Through the visionary leadership of O2AA’s project developers, we all work together to make one artisan’s, restaurant’s, company’s actual trash, the others’ proverbial treasure. Let’s start with the restaurant onsite, Soba Ichi. Soba Ichi not only serves incredible food, but uses O2AA’s own onsite soba production company, SO2BA, to make its celebrated handmade noodles daily. It doesn’t stop there; they mill the buckwheat onsite, and then a tailor uses the sacks that hold the buckwheat for their own projects. The restaurant’s scraps are used for compost, and the okara, a soy product leftover from the tofu making process, is turned into millet for animal feed for the chickens that live at O2AA. The vegetable oil is reused as biofuel for cars, and the restaurant takes advantage of the aquaponic greenhouse to grow its own food.

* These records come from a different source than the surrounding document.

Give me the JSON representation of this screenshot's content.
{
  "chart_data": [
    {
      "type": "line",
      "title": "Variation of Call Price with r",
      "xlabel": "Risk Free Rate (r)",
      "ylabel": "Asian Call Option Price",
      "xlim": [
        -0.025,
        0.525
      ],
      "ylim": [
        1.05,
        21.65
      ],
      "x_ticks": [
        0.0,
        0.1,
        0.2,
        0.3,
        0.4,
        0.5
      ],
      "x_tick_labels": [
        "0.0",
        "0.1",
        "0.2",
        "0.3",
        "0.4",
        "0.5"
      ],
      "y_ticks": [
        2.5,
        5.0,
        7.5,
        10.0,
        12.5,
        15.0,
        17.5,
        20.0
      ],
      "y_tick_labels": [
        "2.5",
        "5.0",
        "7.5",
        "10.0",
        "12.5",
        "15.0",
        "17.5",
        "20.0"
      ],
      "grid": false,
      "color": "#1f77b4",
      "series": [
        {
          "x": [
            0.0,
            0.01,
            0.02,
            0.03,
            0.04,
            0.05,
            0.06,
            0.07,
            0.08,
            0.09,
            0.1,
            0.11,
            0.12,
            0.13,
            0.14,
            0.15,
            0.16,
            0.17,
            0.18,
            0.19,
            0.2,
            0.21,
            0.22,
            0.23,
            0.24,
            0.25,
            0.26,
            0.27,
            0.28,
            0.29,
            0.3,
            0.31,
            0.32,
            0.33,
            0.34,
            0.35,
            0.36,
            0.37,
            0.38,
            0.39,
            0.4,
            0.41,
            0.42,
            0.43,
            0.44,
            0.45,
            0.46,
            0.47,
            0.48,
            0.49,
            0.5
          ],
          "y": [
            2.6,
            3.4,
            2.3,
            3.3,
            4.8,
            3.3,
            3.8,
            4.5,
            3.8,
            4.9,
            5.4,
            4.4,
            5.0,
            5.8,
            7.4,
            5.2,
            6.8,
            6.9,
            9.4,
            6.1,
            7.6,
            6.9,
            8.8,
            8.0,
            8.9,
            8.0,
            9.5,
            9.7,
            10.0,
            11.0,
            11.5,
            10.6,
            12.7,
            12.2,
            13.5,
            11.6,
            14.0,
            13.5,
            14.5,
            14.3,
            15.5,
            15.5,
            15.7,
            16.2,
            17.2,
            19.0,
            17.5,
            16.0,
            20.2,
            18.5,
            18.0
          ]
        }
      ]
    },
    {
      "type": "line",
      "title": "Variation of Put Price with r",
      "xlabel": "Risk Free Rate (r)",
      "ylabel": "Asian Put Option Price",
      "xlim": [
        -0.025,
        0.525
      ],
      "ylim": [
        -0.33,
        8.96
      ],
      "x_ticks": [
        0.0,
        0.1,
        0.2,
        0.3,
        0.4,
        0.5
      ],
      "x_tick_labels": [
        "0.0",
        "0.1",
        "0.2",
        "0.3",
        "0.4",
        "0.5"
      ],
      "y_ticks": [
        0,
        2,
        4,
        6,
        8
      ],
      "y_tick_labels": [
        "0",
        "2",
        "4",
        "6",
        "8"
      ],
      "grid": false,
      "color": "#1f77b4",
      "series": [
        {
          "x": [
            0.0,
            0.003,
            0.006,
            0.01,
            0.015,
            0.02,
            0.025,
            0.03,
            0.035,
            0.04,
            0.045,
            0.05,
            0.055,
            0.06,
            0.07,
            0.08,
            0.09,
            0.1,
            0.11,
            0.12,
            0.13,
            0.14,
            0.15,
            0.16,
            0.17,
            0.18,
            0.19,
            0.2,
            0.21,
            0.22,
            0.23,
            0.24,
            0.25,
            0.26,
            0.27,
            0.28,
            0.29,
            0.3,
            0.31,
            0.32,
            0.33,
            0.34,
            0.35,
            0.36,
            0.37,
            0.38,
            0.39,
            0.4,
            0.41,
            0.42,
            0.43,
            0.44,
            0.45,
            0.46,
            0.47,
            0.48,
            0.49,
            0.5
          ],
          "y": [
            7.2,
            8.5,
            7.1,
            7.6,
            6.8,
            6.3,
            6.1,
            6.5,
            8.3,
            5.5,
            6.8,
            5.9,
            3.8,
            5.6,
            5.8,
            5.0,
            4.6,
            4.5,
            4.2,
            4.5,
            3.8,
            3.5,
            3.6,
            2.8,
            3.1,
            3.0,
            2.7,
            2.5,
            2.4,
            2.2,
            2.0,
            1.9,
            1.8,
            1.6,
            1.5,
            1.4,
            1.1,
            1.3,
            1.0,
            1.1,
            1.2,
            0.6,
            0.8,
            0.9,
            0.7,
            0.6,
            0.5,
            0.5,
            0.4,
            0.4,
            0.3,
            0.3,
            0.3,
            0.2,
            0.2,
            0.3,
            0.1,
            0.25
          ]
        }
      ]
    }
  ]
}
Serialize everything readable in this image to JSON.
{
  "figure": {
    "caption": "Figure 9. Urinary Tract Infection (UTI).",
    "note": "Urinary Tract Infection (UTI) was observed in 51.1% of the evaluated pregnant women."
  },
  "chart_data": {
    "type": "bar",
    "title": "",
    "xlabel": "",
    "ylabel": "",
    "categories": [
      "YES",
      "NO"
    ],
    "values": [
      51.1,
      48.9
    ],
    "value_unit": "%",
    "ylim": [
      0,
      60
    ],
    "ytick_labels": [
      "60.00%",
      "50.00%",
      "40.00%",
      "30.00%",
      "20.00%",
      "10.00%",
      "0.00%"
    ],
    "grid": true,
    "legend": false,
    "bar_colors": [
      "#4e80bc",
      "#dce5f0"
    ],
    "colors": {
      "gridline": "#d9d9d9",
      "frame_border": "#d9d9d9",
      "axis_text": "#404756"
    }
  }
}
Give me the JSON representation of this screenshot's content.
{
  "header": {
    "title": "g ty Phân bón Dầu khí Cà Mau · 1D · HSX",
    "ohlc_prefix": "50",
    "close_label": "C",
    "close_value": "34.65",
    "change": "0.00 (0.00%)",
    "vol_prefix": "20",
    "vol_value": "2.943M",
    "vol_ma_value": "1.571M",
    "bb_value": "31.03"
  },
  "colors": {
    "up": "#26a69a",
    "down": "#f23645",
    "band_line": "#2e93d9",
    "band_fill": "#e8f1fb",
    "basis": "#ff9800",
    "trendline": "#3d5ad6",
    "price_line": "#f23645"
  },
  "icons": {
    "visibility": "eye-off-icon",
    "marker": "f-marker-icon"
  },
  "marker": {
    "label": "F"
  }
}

O2AA is constantly developing new ways to turn industry waste to capture resource streams for reuse on-site, instead of creating unneeded waste. Their leadership has helped us achieve new levels of sustainability that we would never be able to do without the community they’ve fostered. At Juniper Ridge, we like to say “when you can’t get out there, bring nature home.” And when we’ve come back from wild harvesting and sustainably harvesting plants, whether from the mountains, deserts or coast, we are honored to bring them back to steam distill them onsite at the O2 Artisans Aggregate, our communal home.